Fig. 7. Viral delivery of Kir4.1-GFP in Fmr1 knockout astrocytes rescues hippocampus-dependent cognitive and social defects.

a Adeno associated virus (AAV) bilateral injection into the hippocampus of 3-month-old mice. Behavioral testing was performed 1−2 months post injection (p.i.). b Novel object recognition test composed of training phase when mice were exposed to two identical objects (F1 and F2) and testing phase whereas one familiar object (F) was replaced by a novel object (N). c In the testing phase, WT mice injected with green fluorescent protein (GFP; WT + GFP, n = 11 mice; light blue) exhibited a preference for the N (P = 0.007, t = 3.356, df=10), while GFP-injected Fmr1 KO mice (Fmr1 KO + GFP, n = 7 mice; gray) had a similar preference (P = 0.991, t = 0.01219, df = 6) for the F and the N. Delivery of Kir4.1-GFP into Fmr1 KO (Fmr1 KO + Kir4.1-GFP, n = 9 mice; green) hippocampal astrocytes restored (P = 0.030, t = 2.636, df = 8) the preference for the N. d Cre-GFP-injected WT mice (WT + Cre-GFP, n = 10 mice; blue) show higher recognition index (P = 0.002, t = 4.193, df = 9) for the N, whereas Kir4.1^fl/fl mice injected with Cre-GFP (Kir4.1^fl/fl + Cre-GFP, n = 8 mice; black) do not display preference for N (P = 0.565, t = 0.603, df = 7). e, h Test mouse was introduced to stranger mouse (S1) and object (O) during the sociability phase and then the object was replaced by a novel stranger mouse (S2) during the social recognition phase. f, g Mice in each experimental group spend more time sniffing the S1 than the O (f: WT + GFP, n = 11 mice; Fmr1 KO + GFP, n = 8 mice; Fmr1 KO + Kir4.1-GFP, n = 11 mice; P < 0.001, F(1, 54) = 43.57; g: WT + Cre-GFP, n = 9 mice; Kir4.1^fl/fl + Cre-GFP mice, n = 9 mice; P < 0.001, F(1, 32) = 89.13). (i) WT + GFP mice (n = 11 mice) displayed preference for S2 mouse whereas Fmr1 KO + GFP mice (n = 8 mice) failed to distinguish the S1 and S2 mice.

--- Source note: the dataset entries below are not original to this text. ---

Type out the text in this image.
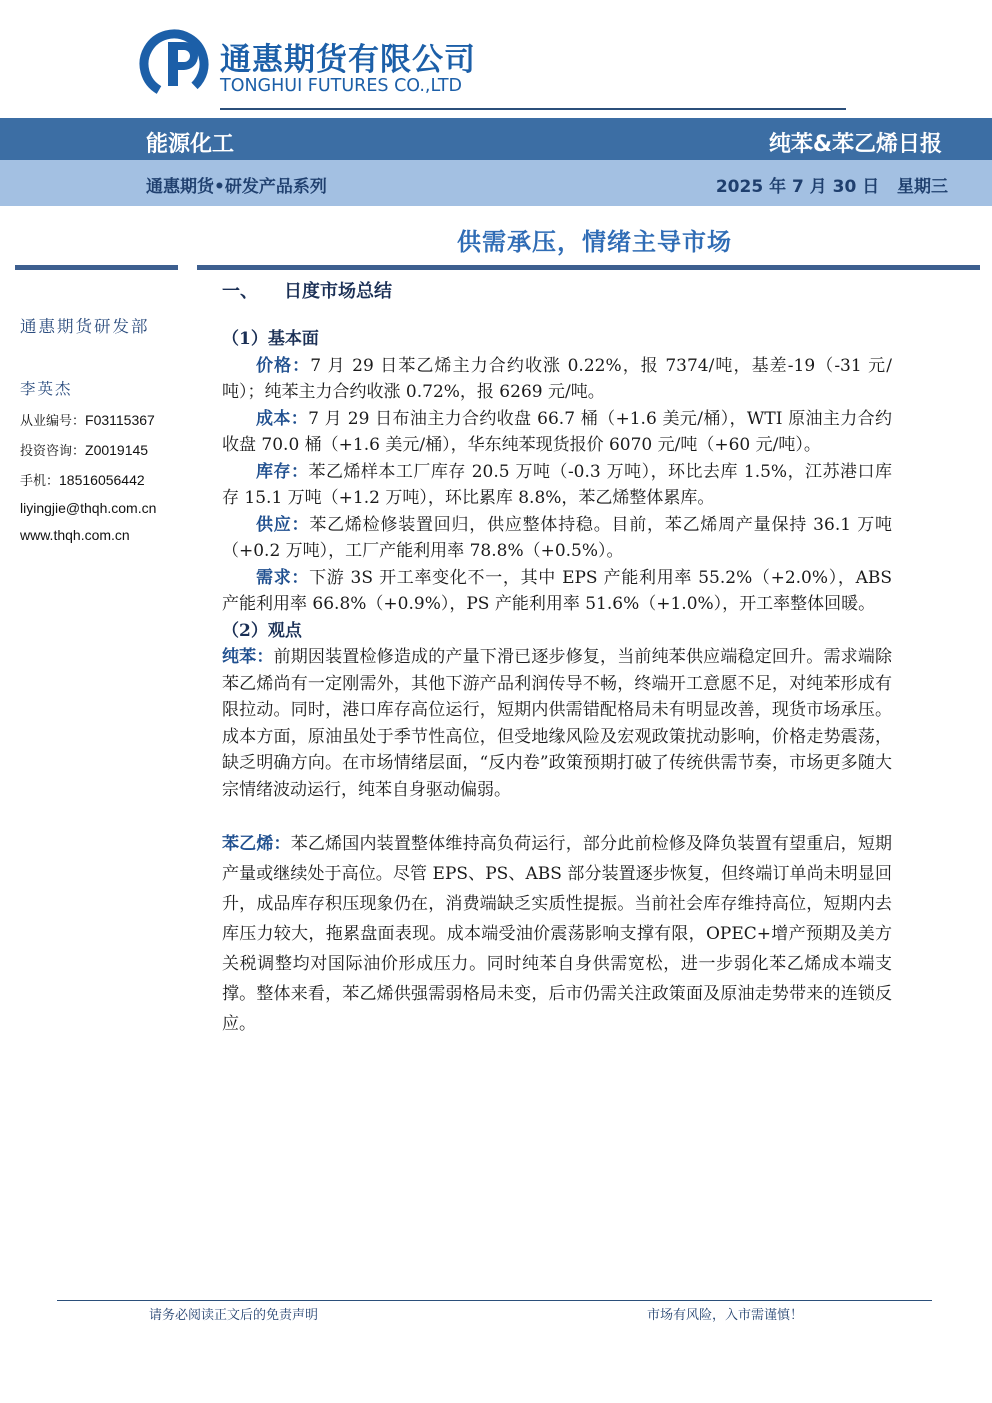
通惠期货有限公司
TONGHUI FUTURES CO.,LTD
能源化工	纯苯&苯乙烯日报
通惠期货•研发产品系列	2025 年 7 月 30 日   星期三
供需承压，情绪主导市场
一、 日度市场总结
通惠期货研发部
李英杰
从业编号：F03115367
投资咨询：Z0019145
手机：18516056442
liyingjie@thqh.com.cn
www.thqh.com.cn
（1）基本面
价格：7 月 29 日苯乙烯主力合约收涨 0.22%，报 7374/吨，基差-19（-31 元/吨）；纯苯主力合约收涨 0.72%，报 6269 元/吨。
成本：7 月 29 日布油主力合约收盘 66.7 桶（+1.6 美元/桶），WTI 原油主力合约收盘 70.0 桶（+1.6 美元/桶），华东纯苯现货报价 6070 元/吨（+60 元/吨）。
库存：苯乙烯样本工厂库存 20.5 万吨（-0.3 万吨），环比去库 1.5%，江苏港口库存 15.1 万吨（+1.2 万吨），环比累库 8.8%，苯乙烯整体累库。
供应：苯乙烯检修装置回归，供应整体持稳。目前，苯乙烯周产量保持 36.1 万吨（+0.2 万吨），工厂产能利用率 78.8%（+0.5%）。
需求：下游 3S 开工率变化不一，其中 EPS 产能利用率 55.2%（+2.0%），ABS 产能利用率 66.8%（+0.9%），PS 产能利用率 51.6%（+1.0%），开工率整体回暖。
（2）观点
纯苯：前期因装置检修造成的产量下滑已逐步修复，当前纯苯供应端稳定回升。需求端除苯乙烯尚有一定刚需外，其他下游产品利润传导不畅，终端开工意愿不足，对纯苯形成有限拉动。同时，港口库存高位运行，短期内供需错配格局未有明显改善，现货市场承压。成本方面，原油虽处于季节性高位，但受地缘风险及宏观政策扰动影响，价格走势震荡，缺乏明确方向。在市场情绪层面，“反内卷”政策预期打破了传统供需节奏，市场更多随大宗情绪波动运行，纯苯自身驱动偏弱。
苯乙烯：苯乙烯国内装置整体维持高负荷运行，部分此前检修及降负装置有望重启，短期产量或继续处于高位。尽管 EPS、PS、ABS 部分装置逐步恢复，但终端订单尚未明显回升，成品库存积压现象仍在，消费端缺乏实质性提振。当前社会库存维持高位，短期内去库压力较大，拖累盘面表现。成本端受油价震荡影响支撑有限，OPEC+增产预期及美方关税调整均对国际油价形成压力。同时纯苯自身供需宽松，进一步弱化苯乙烯成本端支撑。整体来看，苯乙烯供强需弱格局未变，后市仍需关注政策面及原油走势带来的连锁反应。
请务必阅读正文后的免责声明	市场有风险，入市需谨慎！
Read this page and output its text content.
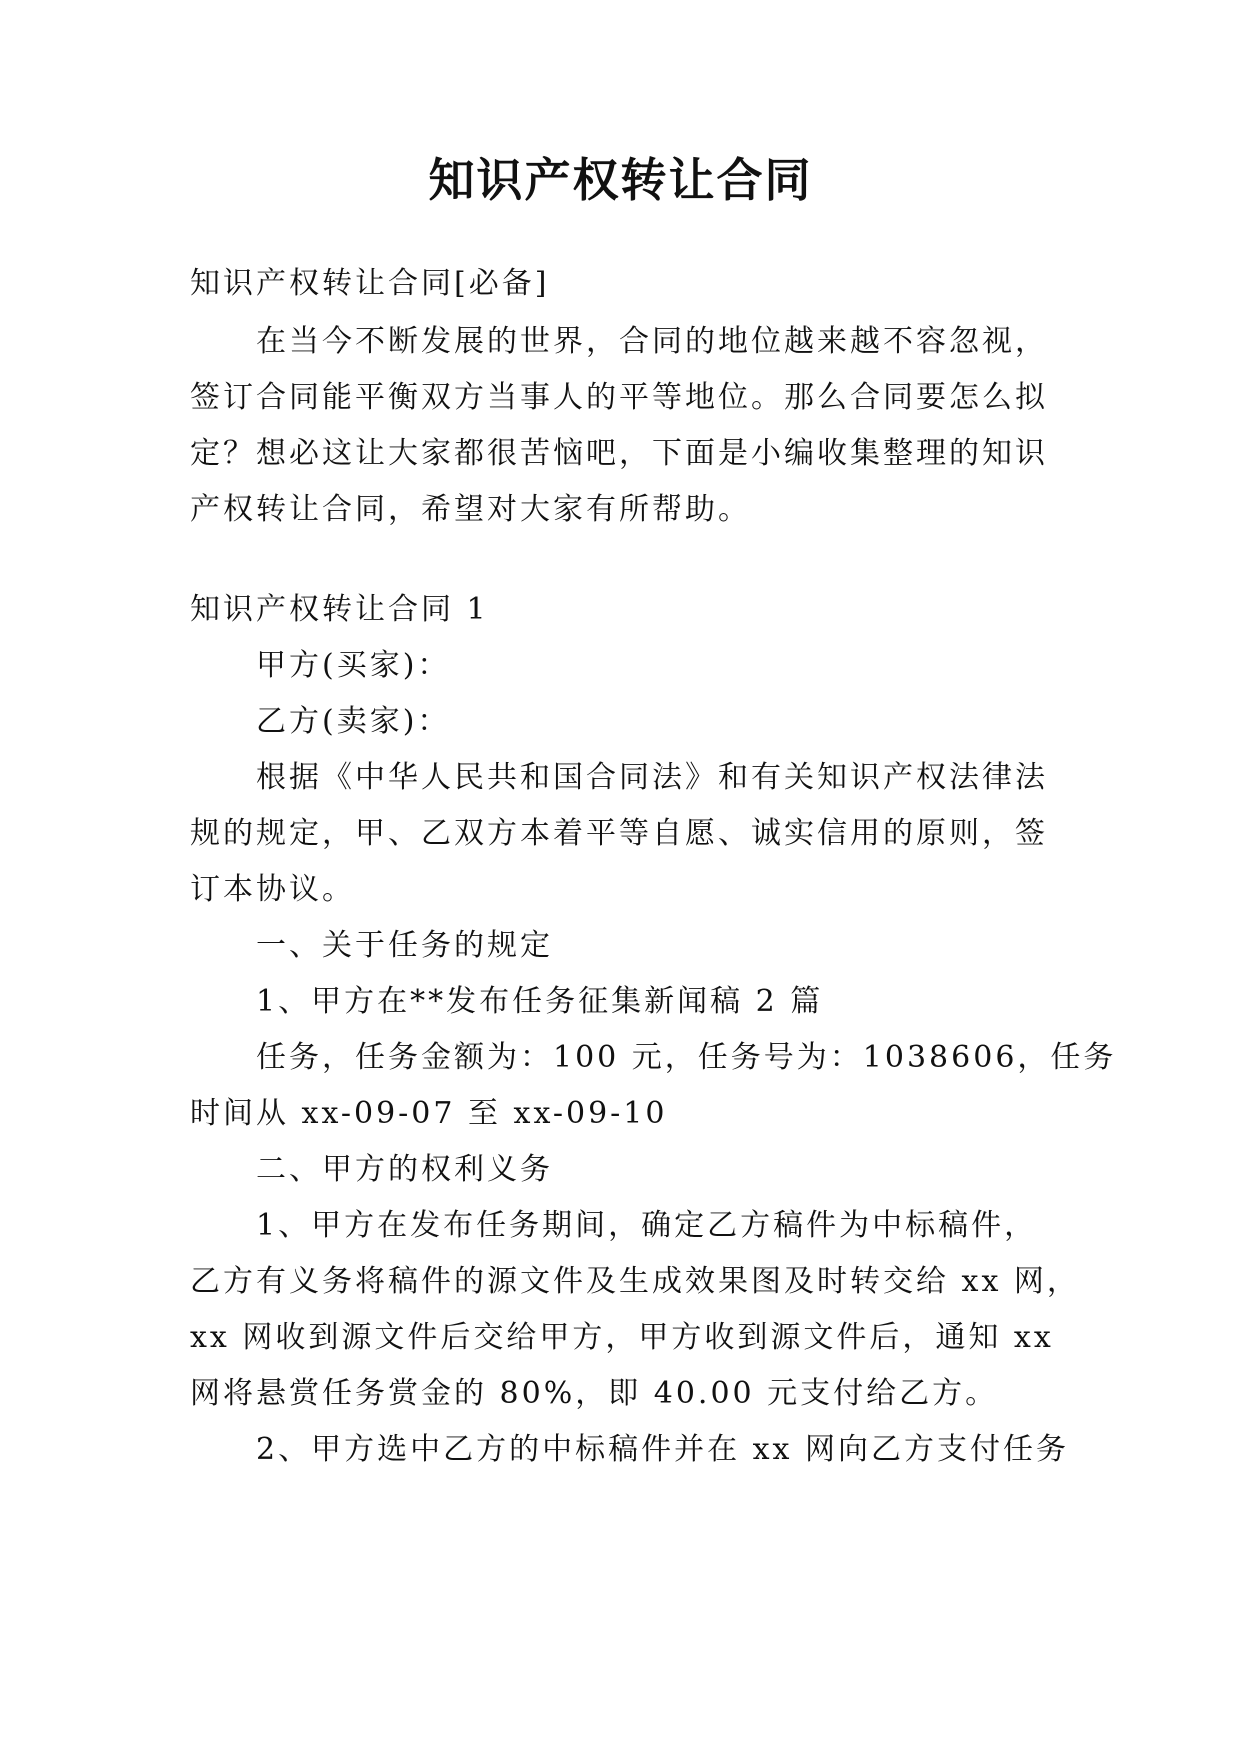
知识产权转让合同
知识产权转让合同[必备]
在当今不断发展的世界，合同的地位越来越不容忽视，
签订合同能平衡双方当事人的平等地位。那么合同要怎么拟
定？想必这让大家都很苦恼吧，下面是小编收集整理的知识
产权转让合同，希望对大家有所帮助。
知识产权转让合同 1
甲方(买家)：
乙方(卖家)：
根据《中华人民共和国合同法》和有关知识产权法律法
规的规定，甲、乙双方本着平等自愿、诚实信用的原则，签
订本协议。
一、关于任务的规定
1、甲方在**发布任务征集新闻稿 2 篇
任务，任务金额为：100 元，任务号为：1038606，任务
时间从 xx-09-07 至 xx-09-10
二、甲方的权利义务
1、甲方在发布任务期间，确定乙方稿件为中标稿件，
乙方有义务将稿件的源文件及生成效果图及时转交给 xx 网，
xx 网收到源文件后交给甲方，甲方收到源文件后，通知 xx
网将悬赏任务赏金的 80%，即 40.00 元支付给乙方。
2、甲方选中乙方的中标稿件并在 xx 网向乙方支付任务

This social interaction impairment was corrected after Kir4.1-GFP injection into the hippocampus of Fmr1 KO mice (n = 11 mice; P < 0.001, F(1, 54) = 19.02). WT + Cre-GFP mice (n = 9 mice) show preference for S2, whereas Kir4.1^fl/fl + Cre-GFP mice (n = 9 mice) failed to distinguish the S1 and S2 mice (P = 0.005, F(1, 32) = 9.093). Data are presented as mean values ± SEM (c, d, f, g, i, j). *P < 0.05, **P < 0.01, ***P < 0.001. Two-sided one sample t-tests to 50% (c, d) and Two-way ANOVA followed by a Sidak post hoc test (f, g, i, j). Source data are provided as a Source Data file.